Published: 19 November 2010



Non-small-cell lung carcinomas (NSCLCs) exhibit poor prognosis and are usually resistant to conventional chemotherapy. Absence of p21WAF1/CIP1, a cyclin-dependent kinase (cdk) inhibitor, has been linked to drug resistance in many in vitro cellular models. RNA activation (RNAa) is a transcriptional activation phenomena guided by double-strand RNA (dsRNA) targeting promoter region of target gene.


In this study, we explored the effect of up-regulation of p21 gene expression on drug-resistance in A549 non-small-cell lung carcinoma cells by transfecting the dsRNA targeting the promoter region of p21 into A549 cells.


Enhanced p21 expression was observed in A549 cells after transfection of dsRNA, which was correlated with a significant growth inhibition and enhancement of chemosensitivity to cisplatin in A549 cells in vitro.
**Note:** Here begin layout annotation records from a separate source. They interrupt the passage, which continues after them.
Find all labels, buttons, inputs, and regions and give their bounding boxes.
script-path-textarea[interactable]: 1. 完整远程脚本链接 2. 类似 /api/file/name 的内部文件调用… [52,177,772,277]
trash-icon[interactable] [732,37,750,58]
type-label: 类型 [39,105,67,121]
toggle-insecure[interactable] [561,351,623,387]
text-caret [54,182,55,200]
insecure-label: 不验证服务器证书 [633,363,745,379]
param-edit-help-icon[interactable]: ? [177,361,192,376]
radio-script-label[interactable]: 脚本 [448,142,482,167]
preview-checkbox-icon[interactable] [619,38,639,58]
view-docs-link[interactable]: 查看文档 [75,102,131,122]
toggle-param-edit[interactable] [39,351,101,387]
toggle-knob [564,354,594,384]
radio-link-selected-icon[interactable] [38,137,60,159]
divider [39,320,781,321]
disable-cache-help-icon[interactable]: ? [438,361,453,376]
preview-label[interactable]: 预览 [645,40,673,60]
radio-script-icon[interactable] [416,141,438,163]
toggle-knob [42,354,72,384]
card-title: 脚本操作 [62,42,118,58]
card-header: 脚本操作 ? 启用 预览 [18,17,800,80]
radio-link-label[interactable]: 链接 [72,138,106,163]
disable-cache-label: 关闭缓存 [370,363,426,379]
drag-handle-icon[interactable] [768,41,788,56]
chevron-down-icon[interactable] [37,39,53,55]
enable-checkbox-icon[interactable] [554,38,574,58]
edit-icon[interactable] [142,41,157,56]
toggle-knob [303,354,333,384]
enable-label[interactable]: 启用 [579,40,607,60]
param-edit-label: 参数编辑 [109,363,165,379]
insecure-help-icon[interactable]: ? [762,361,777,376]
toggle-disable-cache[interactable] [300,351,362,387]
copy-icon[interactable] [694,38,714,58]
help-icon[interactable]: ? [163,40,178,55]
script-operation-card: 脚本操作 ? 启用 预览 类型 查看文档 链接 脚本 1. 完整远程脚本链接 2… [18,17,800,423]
Moreover, in vivo experiment showed that saRNA targeting the promoter region of p21 could significantly inhibit A549 xenograft tumor growth.


These results indicate that p21 plays a role in lung cancer drug-resistance process. In addition, this study also provides evidence for the usage of saRNA as a therapeutic option for up-regulating lower-expression genes in lung cancer.